Poco después de la universidad, me mudé a la ciudad de Nueva York. Entre la lucha por pagar el alquiler y el intento de seguir mi carrera, mi atención a la nariz cayó al número 5 o 6 de mi lista de 10 principales preocupaciones. Había llegado a la ciudad para ser escritora. Puede que alguna vez creyera que operarme la nariz mejoraría mi vida, pero a los 20 años me di cuenta de que la apariencia tenía poco que ver con el talento. (Que yo sepa, las cartas de rechazo para escribir no se basan en el tamaño de la nariz.)
Para cuando llegué a los 30, no sólo estaba en paz con mi nariz, sino en paz conmigo misma. Había salido vivo de mis 20 años -a pesar de algunos obstáculos importantes- y había aceptado mis defectos, cada uno de ellos, con un abrazo total, casi asfixiante. Como Popeye, «soy lo que soy, y eso es todo lo que soy». Soy la mujer con la nariz más grande que la media, pero también soy más que eso. Tengo capas, chicos.
Cierto que siempre seré demasiado consciente de mi nariz. Incluso cuando me casé el pasado mes de mayo, me aseguré de estar de pie para que nuestros invitados vieran mi lado «bueno». Mi marido, que también tiene una nariz francesa, se vio obligado a ponerse de pie en su lado «malo», pero para él no fue un gran problema. Como me dijo su hija: «En Francia, no puedes quejarte de tu nariz. Todos tenemos narices grandes». Eso me hizo callar.

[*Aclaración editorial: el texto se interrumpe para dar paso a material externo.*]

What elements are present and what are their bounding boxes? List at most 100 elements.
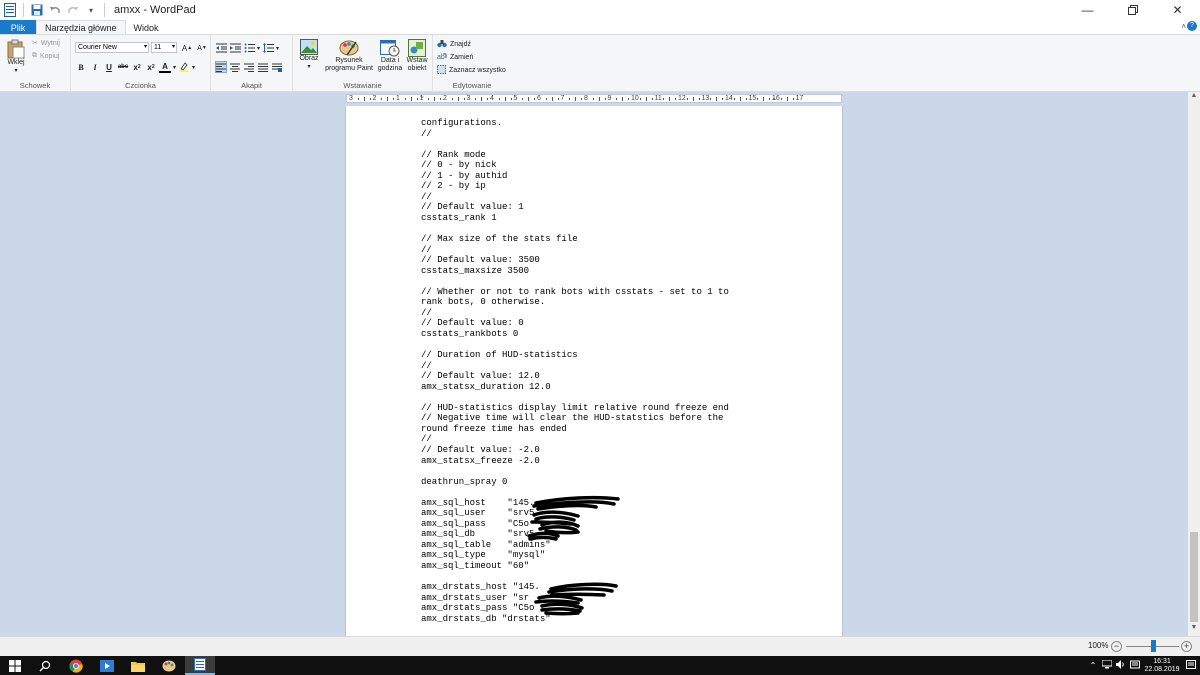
document-line[interactable]: // — [421, 308, 729, 319]
ruler[interactable]: ⌄ ⌃ 3 2 1 1 2 3 4 5 6 7 8 9 10 11 12 13 14 15 16 17 — [346, 93, 842, 105]
chevron-down-icon[interactable]: ▾ — [257, 45, 260, 52]
grow-font-icon[interactable]: A ▲ — [181, 42, 193, 54]
document-line[interactable]: // Rank mode — [421, 150, 729, 161]
document-line[interactable] — [421, 339, 729, 350]
wordpad-taskbar-button[interactable] — [185, 656, 215, 675]
document-line[interactable]: amx_sql_timeout "60" — [421, 561, 729, 572]
align-center-icon[interactable] — [229, 61, 241, 73]
close-button[interactable]: ✕ — [1155, 0, 1200, 20]
find-button[interactable]: Znajdź — [437, 39, 471, 50]
wordpad-app-icon[interactable] — [2, 2, 18, 18]
highlight-color-icon[interactable] — [178, 61, 190, 73]
document-line[interactable]: amx_drstats_pass "C5o — [421, 603, 729, 614]
document-line[interactable]: // Default value: -2.0 — [421, 445, 729, 456]
align-right-icon[interactable] — [243, 61, 255, 73]
strikethrough-icon[interactable]: abc — [117, 61, 129, 73]
insert-paint-drawing-button[interactable]: Rysunek programu Paint — [323, 39, 375, 73]
chevron-down-icon[interactable]: ▾ — [192, 64, 195, 71]
vertical-scrollbar[interactable]: ▲ ▼ — [1188, 92, 1200, 636]
document-line[interactable]: // 2 - by ip — [421, 181, 729, 192]
increase-indent-icon[interactable] — [229, 42, 241, 54]
minimize-button[interactable]: — — [1065, 0, 1110, 20]
network-icon[interactable] — [1100, 659, 1114, 671]
document-line[interactable]: amx_sql_pass "C5o — [421, 519, 729, 530]
document-page[interactable]: configurations.//// Rank mode// 0 - by n… — [346, 106, 842, 636]
redo-icon[interactable] — [65, 2, 81, 18]
document-line[interactable]: // Max size of the stats file — [421, 234, 729, 245]
scroll-up-icon[interactable]: ▲ — [1188, 92, 1200, 104]
volume-icon[interactable] — [1114, 660, 1128, 671]
paragraph-settings-icon[interactable] — [271, 61, 283, 73]
justify-icon[interactable] — [257, 61, 269, 73]
document-line[interactable] — [421, 139, 729, 150]
zoom-out-button[interactable]: − — [1111, 641, 1122, 652]
document-line[interactable]: // Default value: 0 — [421, 318, 729, 329]
document-line[interactable]: // Whether or not to rank bots with csst… — [421, 287, 729, 298]
document-line[interactable] — [421, 487, 729, 498]
document-line[interactable]: // — [421, 129, 729, 140]
document-line[interactable]: // 0 - by nick — [421, 160, 729, 171]
document-line[interactable]: // — [421, 192, 729, 203]
document-line[interactable] — [421, 392, 729, 403]
file-explorer-taskbar-button[interactable] — [123, 656, 153, 675]
bullets-icon[interactable] — [243, 42, 255, 54]
font-size-select[interactable]: 11 ▾ — [151, 42, 177, 53]
chevron-down-icon[interactable]: ▾ — [276, 45, 279, 52]
document-line[interactable]: amx_drstats_host "145. — [421, 582, 729, 593]
language-icon[interactable] — [1128, 660, 1142, 671]
zoom-in-button[interactable]: + — [1181, 641, 1192, 652]
select-all-button[interactable]: Zaznacz wszystko — [437, 65, 506, 76]
document-line[interactable]: // 1 - by authid — [421, 171, 729, 182]
save-icon[interactable] — [29, 2, 45, 18]
scroll-down-icon[interactable]: ▼ — [1188, 624, 1200, 636]
italic-icon[interactable]: I — [89, 61, 101, 73]
document-line[interactable]: // — [421, 245, 729, 256]
document-line[interactable]: amx_drstats_user "sr — [421, 593, 729, 604]
insert-object-button[interactable]: Wstaw obiekt — [403, 39, 431, 73]
tab-home[interactable]: Narzędzia główne — [36, 20, 126, 35]
undo-icon[interactable] — [47, 2, 63, 18]
chevron-down-icon[interactable]: ▾ — [173, 64, 176, 71]
document-line[interactable]: amx_sql_host "145. — [421, 498, 729, 509]
document-line[interactable]: amx_sql_user "srv5 — [421, 508, 729, 519]
document-line[interactable]: amx_statsx_duration 12.0 — [421, 382, 729, 393]
document-line[interactable]: round freeze time has ended — [421, 424, 729, 435]
cut-button[interactable]: ✂ Wytnij — [32, 39, 60, 48]
document-line[interactable]: // Default value: 3500 — [421, 255, 729, 266]
scrollbar-thumb[interactable] — [1190, 532, 1198, 622]
font-color-icon[interactable]: A — [159, 61, 171, 73]
zoom-slider-thumb[interactable] — [1151, 640, 1156, 652]
maximize-button[interactable] — [1110, 0, 1155, 20]
insert-picture-button[interactable]: Obraz ▾ — [297, 39, 321, 71]
tab-view[interactable]: Widok — [126, 20, 167, 35]
document-text[interactable]: configurations.//// Rank mode// 0 - by n… — [421, 118, 729, 624]
document-line[interactable]: csstats_rank 1 — [421, 213, 729, 224]
start-button[interactable] — [0, 656, 30, 675]
underline-icon[interactable]: U — [103, 61, 115, 73]
replace-button[interactable]: ab Zamień — [437, 52, 473, 63]
chrome-taskbar-button[interactable] — [61, 656, 91, 675]
paste-button[interactable]: Wklej ▾ — [4, 39, 28, 75]
document-line[interactable]: // Duration of HUD-statistics — [421, 350, 729, 361]
document-line[interactable]: amx_sql_table "admins" — [421, 540, 729, 551]
search-button[interactable] — [30, 656, 60, 675]
copy-button[interactable]: ⧉ Kopiuj — [32, 52, 59, 60]
document-line[interactable]: amx_sql_type "mysql" — [421, 550, 729, 561]
show-hidden-icons-icon[interactable]: ⌃ — [1086, 661, 1100, 670]
superscript-icon[interactable]: x2 — [145, 61, 157, 73]
shrink-font-icon[interactable]: A ▼ — [196, 42, 208, 54]
document-line[interactable]: csstats_maxsize 3500 — [421, 266, 729, 277]
bold-icon[interactable]: B — [75, 61, 87, 73]
collapse-ribbon-icon[interactable]: ˄ — [1181, 22, 1186, 31]
clock[interactable]: 16:31 22.08.2019 — [1142, 658, 1182, 674]
document-line[interactable]: // Default value: 1 — [421, 202, 729, 213]
paint-taskbar-button[interactable] — [154, 656, 184, 675]
line-spacing-icon[interactable] — [262, 42, 274, 54]
document-line[interactable]: amx_drstats_db "drstats" — [421, 614, 729, 625]
document-line[interactable]: deathrun_spray 0 — [421, 477, 729, 488]
document-line[interactable]: configurations. — [421, 118, 729, 129]
document-line[interactable] — [421, 466, 729, 477]
document-line[interactable]: // Negative time will clear the HUD-stat… — [421, 413, 729, 424]
document-line[interactable]: amx_sql_db "srv5 — [421, 529, 729, 540]
document-line[interactable]: rank bots, 0 otherwise. — [421, 297, 729, 308]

Cuando miro hacia atrás y veo todo el tiempo que perdí odiando mi nariz, energía que podría haber dedicado a un bien mayor, me da cierta vergüenza. No me arrepiento, porque fue esencial para lo que soy hoy, pero me parece una tontería. No hay dos narices iguales, y eso es algo bueno.
Al final, no creo que fuera tanto por mi nariz como por tener algo a lo que culpar. Era un niño torpe e impopular que dejaba que un puñado de compañeros definieran mi opinión sobre mí mismo. Al estar acomplejado por mi nariz, podía justificar el hecho de mantenerme al margen, en lugar de tener el coraje necesario para salir de mi caparazón. Pero a medida que pasaba el tiempo, me di cuenta de que hacerme una nueva nariz no iba a convertirme en una mejor persona o incluso en más segura de mí misma – el tiempo era lo único que podía hacerlo.
Ya no tengo la nariz de mi padre. Tengo mi nariz. Y al igual que el resto de mí, ahora la poseo.